After his 25 year sentence on terrorism charges was commuted, Paul Rusesabagina, a businessman who saved more than 1,000 lives during the 1994 Rwandan genocide, inspired the film Hotel Rwanda.

Rusesabagina has permanent residency rights in the U.S., following intense diplomacy by the Rwandan government. The case has been strained between the two countries, and Rwanda is accused of meddling in the Democratic Republic of Congo.

Rusesabagina was sentenced in September 2021 for his ties to an organisation opposed to President Paul Kagame's rule. He denied all the charges and refused to take part in the trial that he and his supporters called a political sham.

Washington labeled him as wrongly detained because of the lack of fair trial guarantees.

The former hotelier s release may help to calm tensions with the US, which has repeatedly called for Rwanda to cease its support of the M 23 armed group and withdraw its troops from neighbouring Congo.

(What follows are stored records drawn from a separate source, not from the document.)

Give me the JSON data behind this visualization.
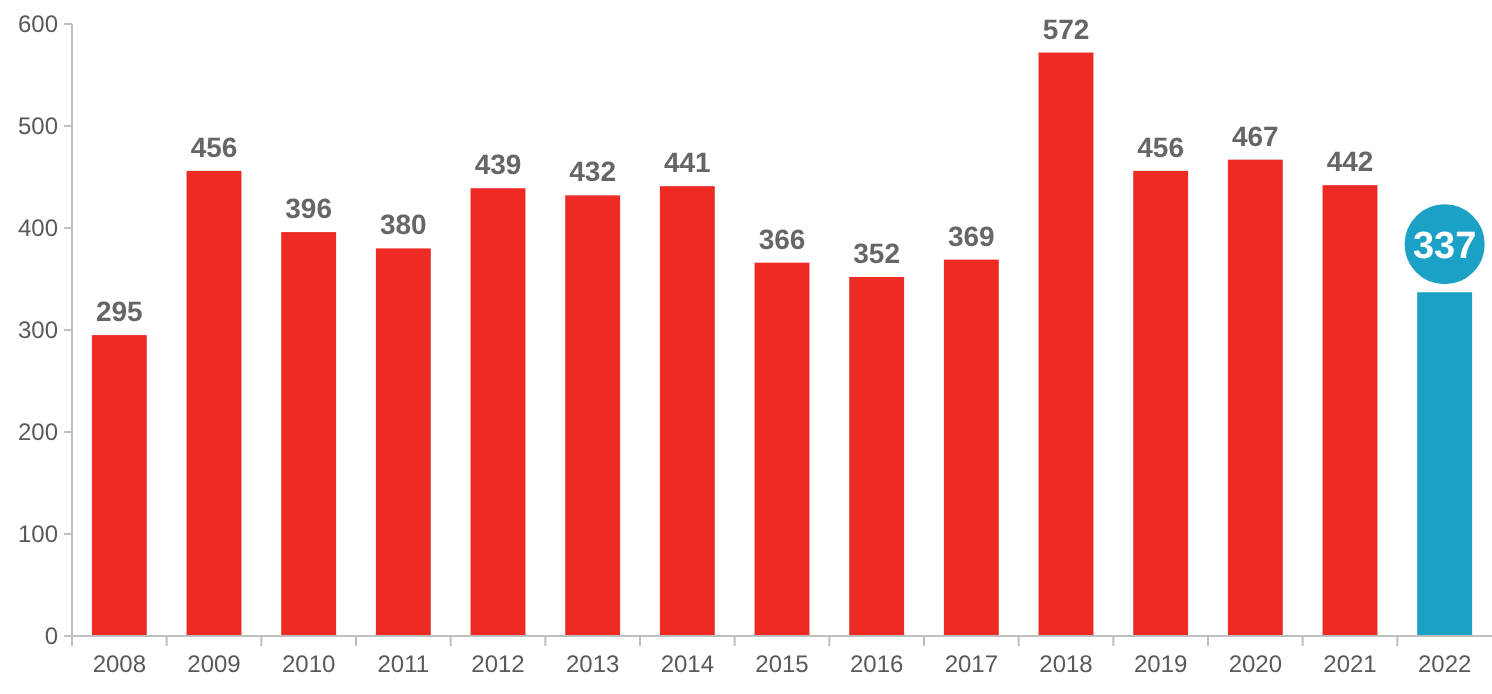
{
  "chart_data": {
    "type": "bar",
    "categories": [
      "2008",
      "2009",
      "2010",
      "2011",
      "2012",
      "2013",
      "2014",
      "2015",
      "2016",
      "2017",
      "2018",
      "2019",
      "2020",
      "2021",
      "2022"
    ],
    "values": [
      295,
      456,
      396,
      380,
      439,
      432,
      441,
      366,
      352,
      369,
      572,
      456,
      467,
      442,
      337
    ],
    "colors": [
      "#ee2a24",
      "#ee2a24",
      "#ee2a24",
      "#ee2a24",
      "#ee2a24",
      "#ee2a24",
      "#ee2a24",
      "#ee2a24",
      "#ee2a24",
      "#ee2a24",
      "#ee2a24",
      "#ee2a24",
      "#ee2a24",
      "#ee2a24",
      "#1ba1c5"
    ],
    "ylim": [
      0,
      600
    ],
    "yticks": [
      0,
      100,
      200,
      300,
      400,
      500,
      600
    ],
    "grid": false,
    "data_labels": true
  }
}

Rusesabagina is expected to be released on Saturday alongside 19 others whose sentences were commuted by presidential order after requests for clemency, said Yolande Makolo, Rwanda s government spokesperson.

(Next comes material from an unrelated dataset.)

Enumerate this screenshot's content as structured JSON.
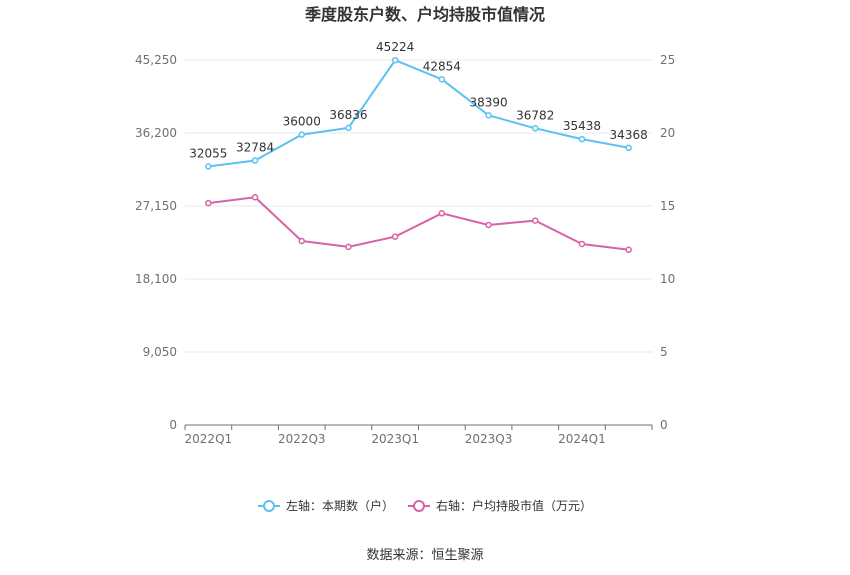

The commutation of sentence under Rwandan law does not extinguish the conviction, Makolo said. Rwanda notes the constructive role of the US government in creating conditions for dialogue on this issue, as well as the facilitation provided by the state of Qatar. Rusesabagina will be flown initially to Doha, where his family can join him, and then on to the US, according to the online media platform Semaphor.

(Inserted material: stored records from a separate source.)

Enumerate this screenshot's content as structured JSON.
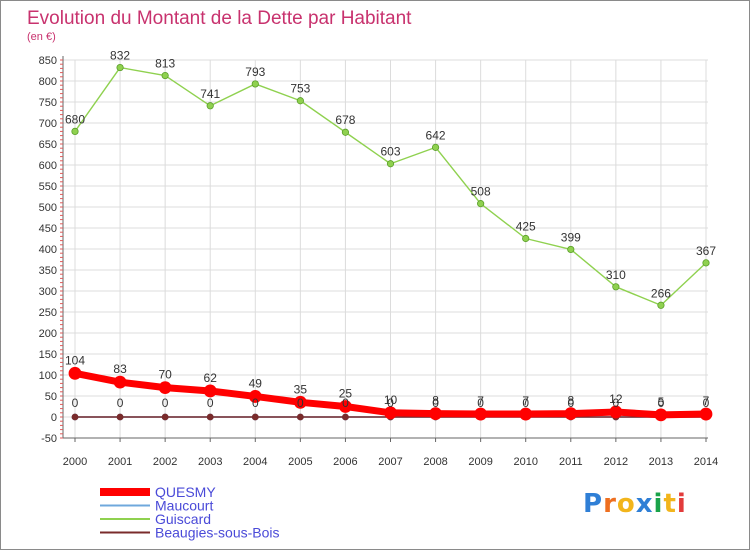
{
  "chart_data": {
    "type": "line",
    "title": "Evolution du Montant de la Dette par Habitant",
    "subtitle": "(en €)",
    "x": [
      "2000",
      "2001",
      "2002",
      "2003",
      "2004",
      "2005",
      "2006",
      "2007",
      "2008",
      "2009",
      "2010",
      "2011",
      "2012",
      "2013",
      "2014"
    ],
    "ylim": [
      -50,
      850
    ],
    "yticks": [
      -50,
      0,
      50,
      100,
      150,
      200,
      250,
      300,
      350,
      400,
      450,
      500,
      550,
      600,
      650,
      700,
      750,
      800,
      850
    ],
    "grid": true,
    "legend_position": "bottom-left",
    "series": [
      {
        "name": "QUESMY",
        "color": "#ff0000",
        "values": [
          104,
          83,
          70,
          62,
          49,
          35,
          25,
          10,
          8,
          7,
          7,
          8,
          12,
          5,
          7
        ]
      },
      {
        "name": "Maucourt",
        "color": "#6fa8dc",
        "values": [
          0,
          0,
          0,
          0,
          0,
          0,
          0,
          0,
          0,
          0,
          0,
          0,
          0,
          0,
          0
        ]
      },
      {
        "name": "Guiscard",
        "color": "#8fd14f",
        "values": [
          680,
          832,
          813,
          741,
          793,
          753,
          678,
          603,
          642,
          508,
          425,
          399,
          310,
          266,
          367
        ]
      },
      {
        "name": "Beaugies-sous-Bois",
        "color": "#7a2b2b",
        "values": [
          0,
          0,
          0,
          0,
          0,
          0,
          0,
          0,
          0,
          0,
          0,
          0,
          0,
          0,
          0
        ]
      }
    ]
  },
  "logo": {
    "letters": [
      "P",
      "r",
      "o",
      "x",
      "i",
      "t",
      "i"
    ],
    "colors": [
      "#2f7fd6",
      "#ee6f20",
      "#f2b51c",
      "#2f7fd6",
      "#1aa34a",
      "#f2b51c",
      "#e23b3b"
    ]
  }
}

Rusesabagina, a vocal critic of Kagame, acknowledged having a leadership role in an opposition group called the Rwanda Movement for Democratic Change MRCD, but denied responsibility for attacks carried out on Rwanda by its armed wing, the Forces for National Liberation FLN The trial judges said the two wings of the group were indistinguishable.

Rusesabagina wrote a 14 October letter to Kagame, which was seen by Reuters and regrets not taking more care to ensure that members of the MRCD coalition adhere to the principles of non violence.

If I am granted a pardon and released, I understand fully that I will spend the rest of my days in the United States in quiet reflection, he wrote.

The spokesperson for FLN said that Callixte Nsabimana, who was convicted in a Rwandan court in 2019 of terrorism, murder and hostage-taking, will be among those who will be released.

Earlier this month, Kagame said there were discussions about resolving the fate of Rusesabagina.